Its competitive viability has also been discussed. TheGamer Chris Littlechild believed that Wobbuffet should be banned, stating that while he enjoyed having Pokémon that break the mold, Wobbuffet was "designed to be annoying", stating that its stats and moveset lend itself to not being fun in competitive play. In competitive play, Wobbuffets holding the item Leftovers, which heals some health every turn, have been banned to prevent trolling. It saw bans in competitive play, with GamesRadar writer Carolyn Gudmundson noting that a Wobbuffet vs. Wobbuffet fight effectively ended in a draw. Fellow TheGamer writer Andrew Scariati felt that its gimmick was among the most iconic, stating that how powerful it is depends on how well the player can predict their opponent's decisions. GamesRadar+ writer Michael Grimm stated that Wobbuffet was his favorite Pokémon of all time, stating that he came to love him before finding out how competitively viable he was.

Its role in the anime has been the subject of discussion by critics. Beckett Pokémon Unofficial Collector writer Alex Lucard attributed its popularity to its role in the anime, stating that it "never fails to provide comic relief." Dot Esports writer David Gealogo considered it an iconic Pokémon, stating that it was among the anime's most memorable Pokémon particularly due to how it says its name as Team Rocket is defeated. Nintendo World Report writer Matt West stated that, despite never having used Wobbuffet on his team, he considered it one of his favorite Pokémon. He attributed his love for it to the anime, particularly its "weird" behavior of appearing at inopportune times and saying its name. He was particularly enamored by it due to how powerful it was, citing its ability to reflect attacks, struggling only due to it and its owner's incompetence. He also praised its design, particularly its always-closed eyes and salute when it appears. He stated that Wobbuffet always made him laugh as a kid, and that he still finds him funny. The Mary Sue writer Sarah Fimm stated that, despite being one of the most memorable "running gags" in the anime, she never found it funny, adding that Wobbuffet never caused her to so much as smile. She felt that it was useless, never helping Team Rocket win a battle.

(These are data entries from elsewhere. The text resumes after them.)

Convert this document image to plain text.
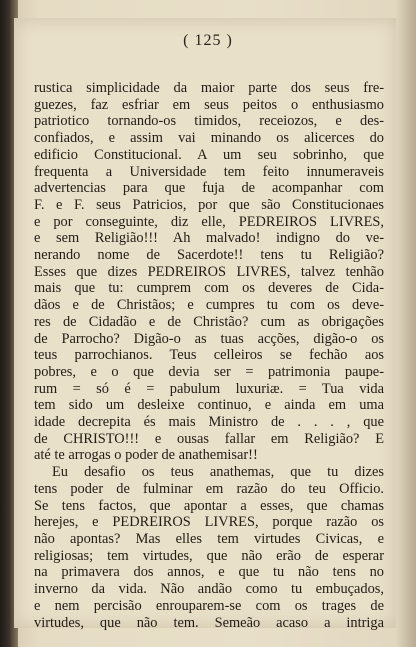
( 125 )
rustica simplicidade da maior parte dos seus fre-
guezes, faz esfriar em seus peitos o enthusiasmo
patriotico tornando-os timidos, receiozos, e des-
confiados, e assim vai minando os alicerces do
edificio Constitucional. A um seu sobrinho, que
frequenta a Universidade tem feito innumeraveis
advertencias para que fuja de acompanhar com
F. e F. seus Patricios, por que são Constitucionaes
e por conseguinte, diz elle, PEDREIROS LIVRES,
e sem Religião!!! Ah malvado! indigno do ve-
nerando nome de Sacerdote!! tens tu Religião?
Esses que dizes PEDREIROS LIVRES, talvez tenhão
mais que tu: cumprem com os deveres de Cida-
dãos e de Christãos; e cumpres tu com os deve-
res de Cidadão e de Christão? cum as obrigações
de Parrocho? Digão-o as tuas acções, digão-o os
teus parrochianos. Teus celleiros se fechão aos
pobres, e o que devia ser = patrimonia paupe-
rum = só é = pabulum luxuriæ. = Tua vida
tem sido um desleixe continuo, e ainda em uma
idade decrepita és mais Ministro de . . . , que
de CHRISTO!!! e ousas fallar em Religião? E
até te arrogas o poder de anathemisar!!
Eu desafio os teus anathemas, que tu dizes
tens poder de fulminar em razão do teu Officio.
Se tens factos, que apontar a esses, que chamas
herejes, e PEDREIROS LIVRES, porque razão os
não apontas? Mas elles tem virtudes Civicas, e
religiosas; tem virtudes, que não erão de esperar
na primavera dos annos, e que tu não tens no
inverno da vida. Não andão como tu embuçados,
e nem percisão enrouparem-se com os trages de
virtudes, que não tem. Semeão acaso a intriga
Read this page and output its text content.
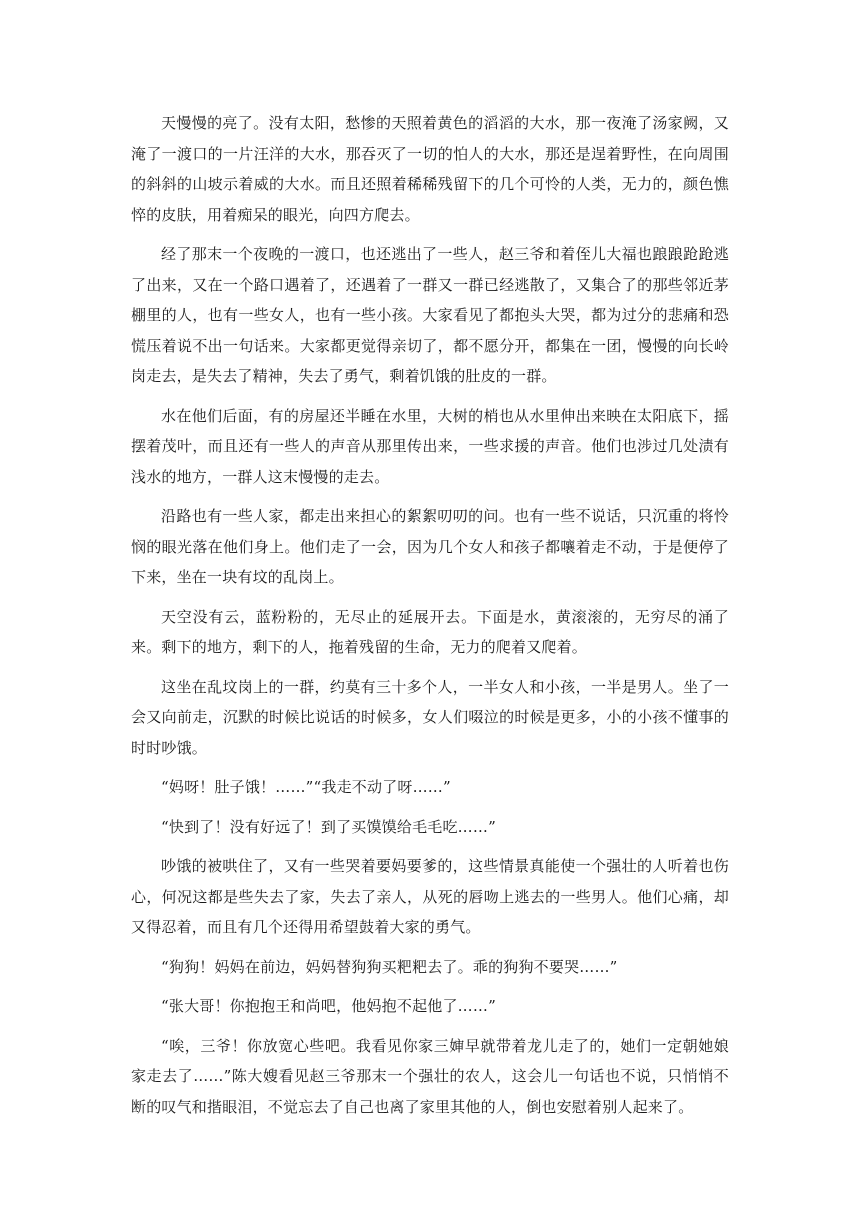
天慢慢的亮了。没有太阳，愁惨的天照着黄色的滔滔的大水，那一夜淹了汤家阙，又淹了一渡口的一片汪洋的大水，那吞灭了一切的怕人的大水，那还是逞着野性，在向周围的斜斜的山坡示着威的大水。而且还照着稀稀残留下的几个可怜的人类，无力的，颜色憔悴的皮肤，用着痴呆的眼光，向四方爬去。

经了那末一个夜晚的一渡口，也还逃出了一些人，赵三爷和着侄儿大福也踉踉跄跄逃了出来，又在一个路口遇着了，还遇着了一群又一群已经逃散了，又集合了的那些邻近茅棚里的人，也有一些女人，也有一些小孩。大家看见了都抱头大哭，都为过分的悲痛和恐慌压着说不出一句话来。大家都更觉得亲切了，都不愿分开，都集在一团，慢慢的向长岭岗走去，是失去了精神，失去了勇气，剩着饥饿的肚皮的一群。

水在他们后面，有的房屋还半睡在水里，大树的梢也从水里伸出来映在太阳底下，摇摆着茂叶，而且还有一些人的声音从那里传出来，一些求援的声音。他们也涉过几处渍有浅水的地方，一群人这末慢慢的走去。

沿路也有一些人家，都走出来担心的絮絮叨叨的问。也有一些不说话，只沉重的将怜悯的眼光落在他们身上。他们走了一会，因为几个女人和孩子都嚷着走不动，于是便停了下来，坐在一块有坟的乱岗上。

天空没有云，蓝粉粉的，无尽止的延展开去。下面是水，黄滚滚的，无穷尽的涌了来。剩下的地方，剩下的人，拖着残留的生命，无力的爬着又爬着。

这坐在乱坟岗上的一群，约莫有三十多个人，一半女人和小孩，一半是男人。坐了一会又向前走，沉默的时候比说话的时候多，女人们啜泣的时候是更多，小的小孩不懂事的时时吵饿。

“妈呀！肚子饿！……”“我走不动了呀……”

“快到了！没有好远了！到了买馍馍给毛毛吃……”

吵饿的被哄住了，又有一些哭着要妈要爹的，这些情景真能使一个强壮的人听着也伤心，何况这都是些失去了家，失去了亲人，从死的唇吻上逃去的一些男人。他们心痛，却又得忍着，而且有几个还得用希望鼓着大家的勇气。

“狗狗！妈妈在前边，妈妈替狗狗买粑粑去了。乖的狗狗不要哭……”

“张大哥！你抱抱王和尚吧，他妈抱不起他了……”

“唉，三爷！你放宽心些吧。我看见你家三婶早就带着龙儿走了的，她们一定朝她娘家走去了……”陈大嫂看见赵三爷那末一个强壮的农人，这会儿一句话也不说，只悄悄不断的叹气和揩眼泪，不觉忘去了自己也离了家里其他的人，倒也安慰着别人起来了。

She particularly felt that it took attention from Meowth as being Team Rocket's mascot, which she described as an "infinitely more iconic and likable character". She also felt that it was used as a "signal" that the writers were running out of ideas by the end of the episode, who she believed used it as a "reverse deux ex machina" to cause any advantage Team Rocket had to be invalidated.